Amollo: American education cannot rely on math, science alone

Graphic: Kelsey Kremer/Iowa State Daily

Too often, science and math outweigh music and the arts.

Benson Amollo

As the American education standards in comparison to the rest of the developed world continue to go downhill, a megaphone has been hoisted belching some noise to the effect that more attention needs to be devoted to math and sciences. And by that, they mean hard sciences.

To that effect, there is an interesting advertisement by Exxon Oil currently running on television with a lamentation that corporate America and other stakeholders could help rope in the magic necessary to increase scores among young learners. Currently, the United States is ranked 23rd among developed countries in scores in math and science among young learners.

There is an underlying assumption that all that is amiss with the dwindling education standards has everything to do with the decay in the teaching of math and sciences. There is also the strait-jacket conventional wisdom that the central pillar of a sound education is math and sciences. In other words, liberal education is secondary top education.

But what has math and science got to do with a progressive education system? Are we mourning the death of a promising scholarship or merely the decline in the ability of learners to memorize theories and numbers? Wouldn’t the basis of a strong educated society be the ability of people to engage one another in continual discourse? And, in-all-fairness, why aren’t we asking ourselves why we became so dependent as a people and how we could wean ourselves off of that dependence?

Without coming off as a wimp or a defender of liberal arts, I find the obsession with math and sciences a perilous path toward putting American education standards back on the lead. People who propose we pay close attention to the teaching of math and science are not giving reasons why and how the standards declined so fast over the years.
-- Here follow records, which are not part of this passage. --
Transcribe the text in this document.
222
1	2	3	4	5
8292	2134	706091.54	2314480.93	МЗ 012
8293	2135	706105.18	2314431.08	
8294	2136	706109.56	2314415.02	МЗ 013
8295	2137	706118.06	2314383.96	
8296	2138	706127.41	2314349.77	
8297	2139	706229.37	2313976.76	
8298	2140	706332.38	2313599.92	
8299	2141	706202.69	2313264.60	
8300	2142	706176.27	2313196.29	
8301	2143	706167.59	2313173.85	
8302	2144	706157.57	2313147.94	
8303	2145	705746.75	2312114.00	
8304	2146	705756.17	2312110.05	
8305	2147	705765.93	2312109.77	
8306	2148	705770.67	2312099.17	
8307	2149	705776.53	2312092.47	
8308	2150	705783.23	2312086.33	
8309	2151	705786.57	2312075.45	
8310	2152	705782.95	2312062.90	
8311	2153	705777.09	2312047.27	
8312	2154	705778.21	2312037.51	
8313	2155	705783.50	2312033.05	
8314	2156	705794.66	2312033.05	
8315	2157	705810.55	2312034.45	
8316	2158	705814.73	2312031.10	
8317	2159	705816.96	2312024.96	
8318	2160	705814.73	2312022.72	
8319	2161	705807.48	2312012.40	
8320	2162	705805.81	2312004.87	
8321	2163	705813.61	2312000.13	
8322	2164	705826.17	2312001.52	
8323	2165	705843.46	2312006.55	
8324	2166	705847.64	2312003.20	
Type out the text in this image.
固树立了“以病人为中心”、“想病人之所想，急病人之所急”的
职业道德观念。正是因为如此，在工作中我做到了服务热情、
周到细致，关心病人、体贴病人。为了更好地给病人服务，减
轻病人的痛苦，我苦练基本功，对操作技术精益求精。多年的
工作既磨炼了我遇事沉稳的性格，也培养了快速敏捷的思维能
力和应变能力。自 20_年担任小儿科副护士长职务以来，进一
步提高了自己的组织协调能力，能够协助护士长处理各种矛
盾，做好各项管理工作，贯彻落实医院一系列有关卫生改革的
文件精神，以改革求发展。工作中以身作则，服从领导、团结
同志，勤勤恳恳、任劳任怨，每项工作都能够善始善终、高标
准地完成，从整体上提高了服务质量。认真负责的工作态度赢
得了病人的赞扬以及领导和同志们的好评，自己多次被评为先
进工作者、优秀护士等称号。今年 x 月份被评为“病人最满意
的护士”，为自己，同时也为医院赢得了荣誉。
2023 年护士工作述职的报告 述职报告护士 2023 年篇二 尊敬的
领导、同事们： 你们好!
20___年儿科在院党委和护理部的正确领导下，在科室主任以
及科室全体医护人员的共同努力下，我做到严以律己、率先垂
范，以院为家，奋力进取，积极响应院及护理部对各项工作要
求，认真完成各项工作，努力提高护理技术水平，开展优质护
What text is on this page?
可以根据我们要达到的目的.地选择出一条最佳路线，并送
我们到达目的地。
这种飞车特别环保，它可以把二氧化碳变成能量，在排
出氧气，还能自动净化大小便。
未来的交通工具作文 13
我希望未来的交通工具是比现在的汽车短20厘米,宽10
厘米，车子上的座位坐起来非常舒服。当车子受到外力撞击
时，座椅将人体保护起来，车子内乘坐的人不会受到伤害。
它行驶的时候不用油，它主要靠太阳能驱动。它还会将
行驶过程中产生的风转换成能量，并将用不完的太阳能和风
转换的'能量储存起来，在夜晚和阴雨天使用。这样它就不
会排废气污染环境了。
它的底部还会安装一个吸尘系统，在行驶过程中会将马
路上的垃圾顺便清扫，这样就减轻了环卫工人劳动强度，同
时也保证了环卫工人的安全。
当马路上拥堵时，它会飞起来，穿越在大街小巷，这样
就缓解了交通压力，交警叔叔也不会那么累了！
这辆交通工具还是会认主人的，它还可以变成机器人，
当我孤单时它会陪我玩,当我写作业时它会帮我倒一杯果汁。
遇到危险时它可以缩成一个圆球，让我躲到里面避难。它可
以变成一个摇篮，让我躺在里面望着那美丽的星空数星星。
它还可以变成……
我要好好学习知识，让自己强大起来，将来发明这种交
Most of the industry leaders, including President Barack Obama, somehow believe that once we fix the problem with numbers and scientific theories, then we shall have found cure to our education problem.

Overemphasis in math and science is wrongheaded. I believe the problems with education largely stem from the society than from within a learning system or specific areas of instruction. The crisis that gripped the entire American society within its politics, economy and even morality has a spill-over effect that has engulfed a once sterling education system, the shining star that was the storied American education system — a global envy, was largely on the curiosity it imparts on learners. That the current generation of Americans lacks the oomph of scholarship and a curiosity thirsting for more knowledge details just how liberal grounding is the missing link.

What the American education system needs now than ever is a renewed commitment to the country’s history. A deeper emphasis in the liberal consciousness that dovetails this great country’s history and models of inquiry would catapult into droves of new breakthroughs to address the kind of deficit that we think only math and sciences would answer. Americans invented by questioning — citizens’ ability to engage, to test knowledge to share and to size up albeit without mischief their various levels of understanding.

This country has risen up to the occasion when reminded of its storied history. America rises up to occasion when confronted with the reality of her past. This country has a duty to subject young learners to the idea of America and what loyalty to her greatness can do. There’s a higher need to bring young Americans to understand that there once was an American where hard work was rewarded; Abraham Lincoln’s America saw civility pave the way for great invention. There is a higher need to instill in young citizens of America that when they sit in a classroom to learn, a whole country is relying on their pursuit of that knowledge. This is the message we have missed, and it is what will inspire rosy numbers in scores in those “coveted” areas in math and science.

It is pointless to insist that we invest in math and science among young learners when the media is awash with stories of capital greed, where individuals became richer overnight by cheating their way. If we can flip the pages backwards and arrive at a place in this country’s history where the moral chord was held sacrosanct, then that is what we must teach most Americans. It is the history, the American story of resilience and opportunity that inspires greatness.

It is the sense of this country’s liberal education that attached a greater sense to knowledge acquisition and the challenging that knowledge that pushed buttons of invention. It can be done again without the sectarian belief in the power of math and sciences.